Very swiftly it was becoming clear to Thurley that fame, even the great, dazzling fame of which the workaday world reads with awe, merely meant one had a different standard of values; that all emotions such as joy, sorrow, anger, renunciation, cowardice, heroism and so on were relative. Tom Jones and wife and child in Skiddeoot, Missouri, might attain as great joy over acquiring a terrifically green-colored bungalow and veneered mahogany to decorate the parlor, while Mrs. Tom was to have a woman to wash, and Mr. Tom membership in the Skiddeoot bowling club—quite as much joy as Ernestine Christian when she stayed at Buckingham Palace an honored guest and had on her dressing table the miniatures of the young princes and a certain jewelled box given her by the king of Italy. The lives of these luminaries, when one came to know them on equal footing, were composed of a multitude of trivial details, the same as were the Joneses’ of Skiddeoot—the proper breakfast food, annoyance of a thunder shower, the wrong-sized-gaiters, the intense dislike of parsnips, the fondness for Japanese prints, the staunch conviction as to when the world was to end, the way to eat one’s melons (in Skiddeoot it would be porridge), the best style of spring motor car (in Skiddeoot it would be whether to have the Ford wheels red or yellow)—and so on through an endless list of things about which physical and mental existence is centered.

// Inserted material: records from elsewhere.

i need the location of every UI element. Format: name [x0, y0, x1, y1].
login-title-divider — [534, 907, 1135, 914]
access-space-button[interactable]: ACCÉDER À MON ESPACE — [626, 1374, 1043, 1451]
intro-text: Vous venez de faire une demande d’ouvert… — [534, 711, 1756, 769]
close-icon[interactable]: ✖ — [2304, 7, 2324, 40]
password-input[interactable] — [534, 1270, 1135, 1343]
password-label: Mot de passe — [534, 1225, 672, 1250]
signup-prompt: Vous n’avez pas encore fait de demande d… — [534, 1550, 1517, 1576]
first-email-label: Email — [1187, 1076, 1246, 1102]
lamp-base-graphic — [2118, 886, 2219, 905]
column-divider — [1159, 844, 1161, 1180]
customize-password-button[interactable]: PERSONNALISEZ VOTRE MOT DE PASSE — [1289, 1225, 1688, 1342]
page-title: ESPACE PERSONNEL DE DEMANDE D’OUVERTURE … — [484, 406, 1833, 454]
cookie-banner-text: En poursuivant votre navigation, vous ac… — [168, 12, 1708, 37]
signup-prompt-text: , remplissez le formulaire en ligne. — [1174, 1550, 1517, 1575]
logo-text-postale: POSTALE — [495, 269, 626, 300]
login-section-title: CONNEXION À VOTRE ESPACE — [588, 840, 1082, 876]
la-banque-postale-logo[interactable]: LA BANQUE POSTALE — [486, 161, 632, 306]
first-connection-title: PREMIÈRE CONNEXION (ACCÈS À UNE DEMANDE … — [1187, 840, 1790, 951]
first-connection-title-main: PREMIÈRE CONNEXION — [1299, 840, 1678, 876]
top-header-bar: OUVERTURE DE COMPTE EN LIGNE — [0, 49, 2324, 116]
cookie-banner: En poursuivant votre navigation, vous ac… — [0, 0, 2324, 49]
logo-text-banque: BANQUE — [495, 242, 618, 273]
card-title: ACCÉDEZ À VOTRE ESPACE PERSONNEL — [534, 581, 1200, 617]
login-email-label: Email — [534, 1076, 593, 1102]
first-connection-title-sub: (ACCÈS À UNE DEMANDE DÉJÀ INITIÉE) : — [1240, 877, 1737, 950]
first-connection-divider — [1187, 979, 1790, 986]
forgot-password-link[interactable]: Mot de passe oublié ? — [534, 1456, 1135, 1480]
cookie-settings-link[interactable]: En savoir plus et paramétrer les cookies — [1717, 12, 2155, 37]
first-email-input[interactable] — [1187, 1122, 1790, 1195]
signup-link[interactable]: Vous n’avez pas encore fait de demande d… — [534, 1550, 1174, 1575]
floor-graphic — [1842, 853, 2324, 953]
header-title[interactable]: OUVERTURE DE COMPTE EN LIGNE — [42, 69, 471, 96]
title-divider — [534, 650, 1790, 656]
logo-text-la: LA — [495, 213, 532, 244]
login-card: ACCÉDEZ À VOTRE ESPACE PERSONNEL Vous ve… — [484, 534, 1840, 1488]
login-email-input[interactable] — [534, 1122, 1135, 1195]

Thurley had been exceptionally spared the grind and slow advancement of the average artist. On the other hand, she had experienced both grind and decidedly depressing experiences during her travels in the box-car. She was now placed, as it were, in the front ranks of the artistic world and allowed to gaze about, investigate, presume, acquire knowledge, as much as her own possibilities would permit. Her possibilities being above the average, Thurley, inside of the few months in New York, had come to the settled conviction that folks were really just folks no matter how they were dressed, and the artists quite the same as the population of Birge’s Corners, only in a different setting and with a different set of values.

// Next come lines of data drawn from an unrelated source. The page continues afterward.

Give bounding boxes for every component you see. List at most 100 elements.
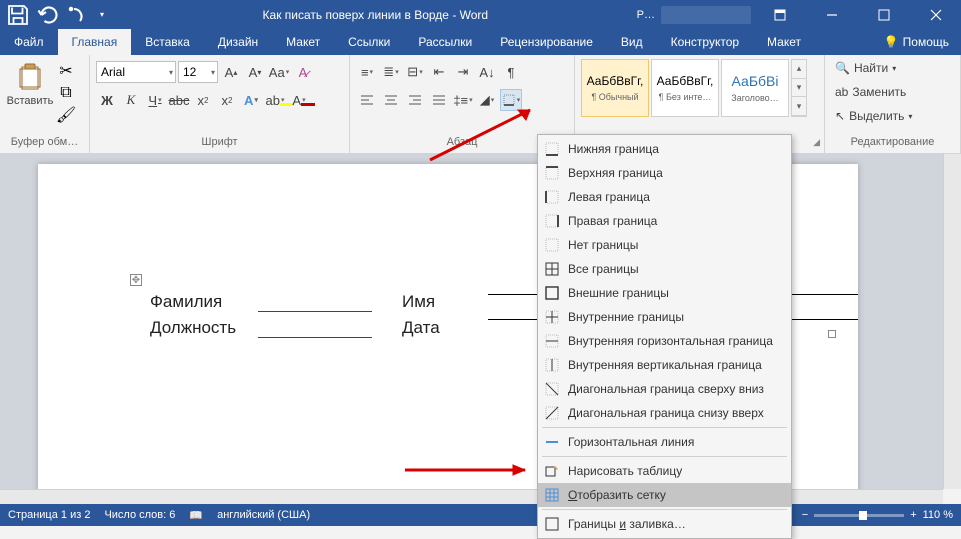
strikethrough-button[interactable]: abc [168,89,190,111]
cut-button[interactable]: ✂ [56,61,76,81]
tell-me[interactable]: 💡 Помощь [872,29,961,55]
sort-button[interactable]: A↓ [476,61,498,83]
styles-dialog-launcher[interactable]: ◢ [813,137,820,148]
user-box[interactable] [661,6,751,24]
style-no-spacing[interactable]: АаБбВвГг, ¶ Без инте… [651,59,719,117]
menu-right-border[interactable]: Правая граница [538,209,791,233]
menu-view-gridlines[interactable]: Отобразить сетку [538,483,791,507]
tab-references[interactable]: Ссылки [334,29,404,55]
increase-indent-button[interactable]: ⇥ [452,61,474,83]
select-button[interactable]: ↖Выделить▾ [831,105,916,127]
status-words[interactable]: Число слов: 6 [104,509,175,521]
menu-no-border[interactable]: Нет границы [538,233,791,257]
change-case-button[interactable]: Aa▾ [268,61,290,83]
subscript-button[interactable]: x2 [192,89,214,111]
menu-horizontal-line[interactable]: Горизонтальная линия [538,430,791,454]
label-date[interactable]: Дата [402,318,450,338]
copy-button[interactable]: ⧉ [56,83,76,103]
undo-button[interactable] [34,3,58,27]
table-resize-handle[interactable] [828,330,836,338]
menu-draw-table[interactable]: Нарисовать таблицу [538,459,791,483]
save-button[interactable] [6,3,30,27]
tab-insert[interactable]: Вставка [131,29,204,55]
zoom-level[interactable]: 110 % [923,509,953,521]
font-color-button[interactable]: A▾ [288,89,310,111]
text-effects-button[interactable]: A▾ [240,89,262,111]
table-move-handle[interactable]: ✥ [130,274,142,286]
borders-dropdown: Нижняя граница Верхняя граница Левая гра… [537,134,792,539]
menu-inner-horizontal[interactable]: Внутренняя горизонтальная граница [538,329,791,353]
menu-inner-vertical[interactable]: Внутренняя вертикальная граница [538,353,791,377]
styles-down[interactable]: ▾ [792,79,806,98]
tab-home[interactable]: Главная [58,29,132,55]
bold-button[interactable]: Ж [96,89,118,111]
menu-diagonal-up[interactable]: Диагональная граница снизу вверх [538,401,791,425]
annotation-arrow-1 [420,100,550,170]
align-center-button[interactable] [380,89,402,111]
menu-item-label: Нет границы [568,238,638,252]
tab-file[interactable]: Файл [0,29,58,55]
tab-layout2[interactable]: Макет [753,29,815,55]
show-marks-button[interactable]: ¶ [500,61,522,83]
redo-button[interactable] [62,3,86,27]
tab-review[interactable]: Рецензирование [486,29,607,55]
highlight-button[interactable]: ab▾ [264,89,286,111]
find-button[interactable]: 🔍Найти▾ [831,57,900,79]
tab-mailings[interactable]: Рассылки [404,29,486,55]
status-page[interactable]: Страница 1 из 2 [8,509,90,521]
qat-customize[interactable]: ▾ [90,3,114,27]
tab-design[interactable]: Дизайн [204,29,272,55]
menu-bottom-border[interactable]: Нижняя граница [538,137,791,161]
status-language[interactable]: английский (США) [217,509,310,521]
style-heading1[interactable]: АаБбВі Заголово… [721,59,789,117]
menu-grid-rest: тобразить сетку [577,488,666,502]
replace-button[interactable]: abЗаменить [831,81,910,103]
vertical-scrollbar[interactable] [943,154,961,489]
font-name-combo[interactable]: Arial▾ [96,61,176,83]
underline-button[interactable]: Ч▾ [144,89,166,111]
label-surname[interactable]: Фамилия [150,292,258,312]
styles-up[interactable]: ▴ [792,60,806,79]
paste-button[interactable]: Вставить [6,57,54,107]
horizontal-scrollbar[interactable] [0,489,943,504]
style-normal[interactable]: АаБбВвГг, ¶ Обычный [581,59,649,117]
tab-layout[interactable]: Макет [272,29,334,55]
align-left-button[interactable] [356,89,378,111]
clear-formatting-button[interactable]: A̷ [292,61,314,83]
tab-view[interactable]: Вид [607,29,657,55]
close-button[interactable] [913,0,959,29]
status-proofing-icon[interactable]: 📖 [189,509,203,522]
format-painter-button[interactable]: 🖌 [56,105,76,125]
label-name[interactable]: Имя [402,292,450,312]
bullets-button[interactable]: ≡▾ [356,61,378,83]
field-surname[interactable] [258,311,372,312]
zoom-slider[interactable] [814,514,904,517]
zoom-out[interactable]: − [802,509,808,521]
label-position[interactable]: Должность [150,318,258,338]
menu-left-border[interactable]: Левая граница [538,185,791,209]
italic-button[interactable]: К [120,89,142,111]
menu-borders-shading[interactable]: Границы и заливка… [538,512,791,536]
menu-diagonal-down[interactable]: Диагональная граница сверху вниз [538,377,791,401]
shrink-font-button[interactable]: A▾ [244,61,266,83]
menu-all-borders[interactable]: Все границы [538,257,791,281]
multilevel-list-button[interactable]: ⊟▾ [404,61,426,83]
menu-outside-borders[interactable]: Внешние границы [538,281,791,305]
superscript-button[interactable]: x2 [216,89,238,111]
menu-top-border[interactable]: Верхняя граница [538,161,791,185]
decrease-indent-button[interactable]: ⇤ [428,61,450,83]
font-size-combo[interactable]: 12▾ [178,61,218,83]
numbering-button[interactable]: ≣▾ [380,61,402,83]
styles-more[interactable]: ▾ [792,97,806,116]
zoom-in[interactable]: + [910,509,916,521]
tab-constructor[interactable]: Конструктор [657,29,753,55]
editing-group-label: Редактирование [831,136,954,153]
field-position[interactable] [258,337,372,338]
ribbon-display-options[interactable] [757,0,803,29]
minimize-button[interactable] [809,0,855,29]
grow-font-button[interactable]: A▴ [220,61,242,83]
maximize-button[interactable] [861,0,907,29]
menu-inside-borders[interactable]: Внутренние границы [538,305,791,329]
border-inside-icon [544,309,560,325]
window-title: Как писать поверх линии в Ворде - Word [114,8,637,22]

It was rather disappointing to come to the conclusion, not at all romantic and stimulating or in keeping with the conclusions Caleb Patmore’s “Victorious Victoria” had arrived at in an amazingly short space of time. It was like a child’s suddenly being put on everyday relations With Santa Claus himself and finding out, besides his ability to ride reindeer skyward, and, toy-laden, shoot down narrow chimneys, that he had a gouty foot the same as Oyster Jim’s, was rather caustic if his eggs were overdone, was a Republican, body, boots and breeches, the same as Ali Baba, and, if he lost three games of cribbage straight running, was distinctly “peeved.”

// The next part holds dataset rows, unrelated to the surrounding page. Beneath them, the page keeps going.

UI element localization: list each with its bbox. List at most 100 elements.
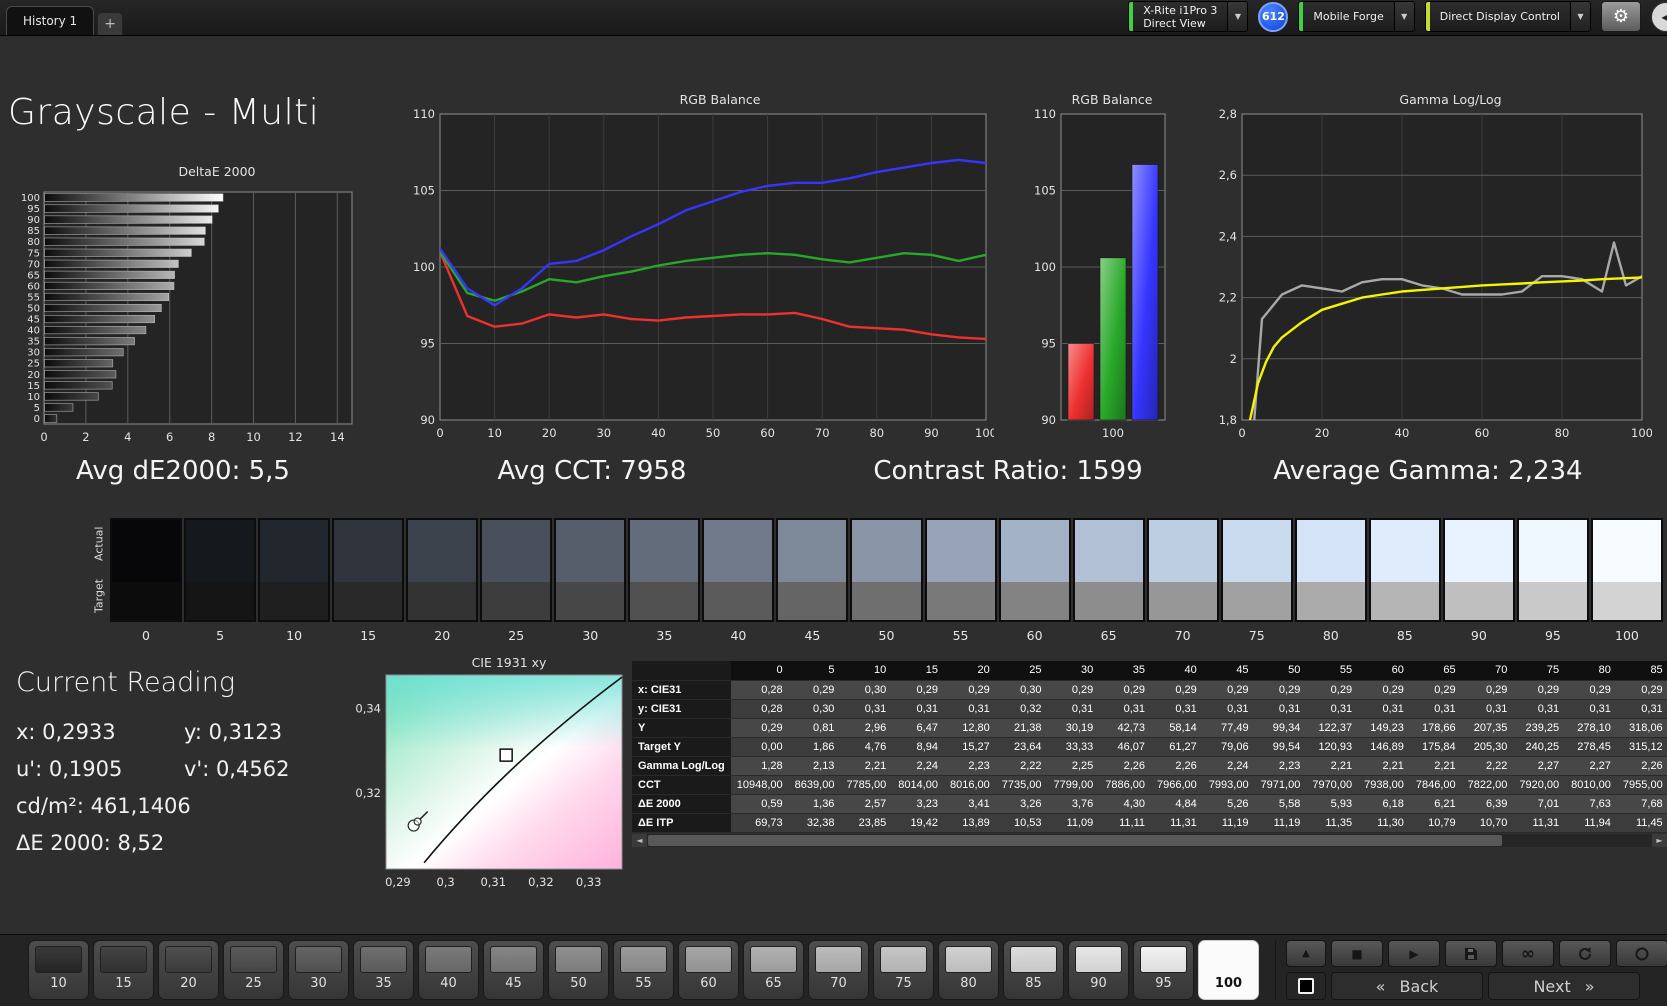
pattern-window-button[interactable]	[1286, 972, 1326, 1000]
level-button-20[interactable]: 20	[158, 940, 219, 1000]
table-cell: 0,29	[943, 680, 996, 700]
display-control-dropdown[interactable]: Direct Display Control ▼	[1424, 1, 1591, 32]
svg-text:2,2: 2,2	[1219, 291, 1237, 305]
level-button-70[interactable]: 70	[808, 940, 869, 1000]
cie-chart-panel: CIE 1931 xy 0,34 0,32 0,29 0,3 0,31 0,32 0,33	[340, 653, 632, 895]
next-button[interactable]: Next »	[1488, 972, 1640, 1000]
collapse-panel-button[interactable]: ◀	[1651, 1, 1667, 32]
level-label: 95	[1155, 976, 1172, 991]
grayscale-swatch-75: 75	[1220, 518, 1293, 643]
table-cell: 7,63	[1565, 794, 1617, 814]
svg-text:2: 2	[82, 430, 89, 444]
table-row: Gamma Log/Log 1,28 2,13 2,21 2,24 2,23 2,22 2,2…	[632, 756, 1667, 776]
svg-text:30: 30	[596, 426, 611, 440]
column-header-35: 35	[1099, 661, 1152, 681]
svg-text:15: 15	[27, 381, 40, 392]
swatch-patch	[554, 518, 627, 622]
infinity-icon: ∞	[1520, 943, 1536, 964]
column-header-40: 40	[1151, 661, 1203, 681]
level-button-50[interactable]: 50	[548, 940, 609, 1000]
level-button-75[interactable]: 75	[873, 940, 934, 1000]
table-cell: 46,07	[1099, 737, 1152, 757]
table-cell: 42,73	[1099, 718, 1152, 738]
table-cell: 7886,00	[1099, 775, 1152, 795]
svg-text:40: 40	[27, 326, 40, 337]
table-cell: 61,27	[1151, 737, 1203, 757]
table-cell: 7971,00	[1254, 775, 1307, 795]
table-cell: 0,29	[1358, 680, 1410, 700]
level-button-95[interactable]: 95	[1133, 940, 1194, 1000]
swatch-target-color	[926, 581, 995, 620]
scroll-up-button[interactable]: ▲	[1286, 940, 1326, 967]
table-cell: 2,26	[1151, 756, 1203, 776]
swatch-actual-color	[852, 520, 921, 582]
level-button-85[interactable]: 85	[1003, 940, 1064, 1000]
scrollbar-track[interactable]	[647, 833, 1652, 847]
table-cell: 2,27	[1565, 756, 1617, 776]
level-button-65[interactable]: 65	[743, 940, 804, 1000]
meter-mode: Direct View	[1143, 16, 1206, 30]
level-button-40[interactable]: 40	[418, 940, 479, 1000]
cie-1931-xy-chart: 0,34 0,32 0,29 0,3 0,31 0,32 0,33	[355, 674, 623, 889]
rgb-balance-bar-panel: RGB Balance 90 95 100 105 110 100	[1000, 92, 1196, 448]
svg-text:110: 110	[1034, 108, 1056, 121]
tab-history-1[interactable]: History 1	[6, 6, 95, 35]
add-tab-button[interactable]: +	[97, 12, 124, 35]
swatch-patch	[702, 518, 775, 622]
level-label: 55	[635, 976, 652, 991]
level-button-15[interactable]: 15	[93, 940, 154, 1000]
stop-button[interactable]: ■	[1331, 940, 1383, 967]
level-button-35[interactable]: 35	[353, 940, 414, 1000]
chevron-down-icon[interactable]: ▼	[1393, 2, 1414, 31]
swatch-actual-color	[630, 520, 699, 582]
level-button-55[interactable]: 55	[613, 940, 674, 1000]
table-cell: 69,73	[730, 813, 789, 833]
swatch-actual-color	[1148, 520, 1217, 582]
grayscale-swatch-70: 70	[1146, 518, 1219, 643]
svg-text:10: 10	[487, 426, 502, 440]
chevron-down-icon[interactable]: ▼	[1227, 2, 1248, 31]
table-horizontal-scrollbar[interactable]: ◄ ►	[632, 833, 1667, 847]
table-cell: 0,31	[1202, 699, 1255, 719]
level-button-100[interactable]: 100	[1198, 940, 1259, 1000]
swatch-target-color	[556, 581, 625, 620]
level-button-25[interactable]: 25	[223, 940, 284, 1000]
table-cell: 30,19	[1047, 718, 1100, 738]
table-cell: 0,29	[1306, 680, 1359, 700]
rgb-bar-chart-title: RGB Balance	[1071, 92, 1153, 107]
svg-text:60: 60	[760, 426, 775, 440]
settings-button[interactable]: ⚙	[1601, 1, 1641, 32]
actual-label: Actual	[92, 526, 106, 562]
level-button-80[interactable]: 80	[938, 940, 999, 1000]
level-button-45[interactable]: 45	[483, 940, 544, 1000]
loop-button[interactable]	[1616, 940, 1667, 967]
play-button[interactable]: ▶	[1388, 940, 1440, 967]
avg-de2000-stat: Avg dE2000: 5,5	[76, 456, 290, 486]
level-button-60[interactable]: 60	[678, 940, 739, 1000]
swatch-patch	[258, 518, 331, 622]
swatch-actual-color	[556, 520, 625, 582]
reading-x: x: 0,2933	[16, 720, 116, 744]
row-label: ΔE 2000	[632, 794, 731, 814]
scroll-right-icon[interactable]: ►	[1652, 833, 1667, 847]
table-cell: 2,21	[1409, 756, 1462, 776]
pattern-source-dropdown[interactable]: Mobile Forge ▼	[1298, 1, 1415, 32]
back-button[interactable]: « Back	[1331, 972, 1483, 1000]
grayscale-swatch-5: 5	[184, 518, 257, 643]
swatch-target-color	[1074, 581, 1143, 620]
refresh-button[interactable]	[1559, 940, 1611, 967]
save-button[interactable]	[1445, 940, 1497, 967]
chevron-down-icon[interactable]: ▼	[1570, 2, 1590, 31]
swatch-actual-color	[704, 520, 773, 582]
swatch-patch	[1442, 518, 1515, 622]
swatch-target-color	[704, 581, 773, 620]
save-icon	[1463, 946, 1479, 962]
continuous-measure-button[interactable]: ∞	[1502, 940, 1554, 967]
level-button-30[interactable]: 30	[288, 940, 349, 1000]
level-button-10[interactable]: 10	[28, 940, 89, 1000]
page-title: Grayscale - Multi	[8, 92, 320, 133]
level-button-90[interactable]: 90	[1068, 940, 1129, 1000]
meter-dropdown[interactable]: X-Rite i1Pro 3 Direct View ▼	[1128, 1, 1249, 32]
scroll-left-icon[interactable]: ◄	[632, 833, 647, 847]
scrollbar-thumb[interactable]	[648, 834, 1503, 846]
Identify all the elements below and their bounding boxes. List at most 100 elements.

So Thurley advanced beyond the illusions of the uninitiated. Before she came into Bliss Hobart’s dominion she had been one of the public, the sort of public who believe newspaper reports of opera singers having frolicsome boa-constrictors as family pets, to welcome them when they stagger home under van-loads of orchids from the evening’s work! She saw now with the clear, innocent eyes of youth, which is so often wiser than dictatorial and narrow middle age, that the common lot was the universal lot and that in the sum total of all things the famous ones were spared no more nor less nor given greater qualities of endurance or supreme power.
Had the invitation to the “family” dinner come a week ago, Thurley would have hesitated before accepting. But Ernestine Christian’s personality—as yet it was not Ernestine Christian’s real self since she betrayed that to no one—had woven a big-sister armor about Thurley’s wild-rose self. She was eager to become one of the family, unconscious of the honor for which many had sighed and bribed for in vain. She showed the note to Miss Clergy and became very flapperlike on the subject of her costume.
“Wear any you like,” Miss Clergy said fondly. “Dear me, I sha’n’t go. I’m an old lady, sleepy as an infant by half after eight.”
“Must I always be alone?” Thurley protested.
Miss Clergy, whose girlhood had been bounded on all sides by the “Polite Letter Writer” and “Godey’s Lady’s Book,” hesitated. “Take a maid,” she urged.
“For protection? Goodness, no! Why, I’ve walked at midnight in the darkest road at home, when Philena would be taken very ill and we had to have the north end doctor. I’ll go alone—and wear my green velvet.”
“If you want more dresses—” began Miss Clergy cheerily. When one had a wild-rose girl with the voice of a lark, revenge just naturally lost its grim and ugly aspects.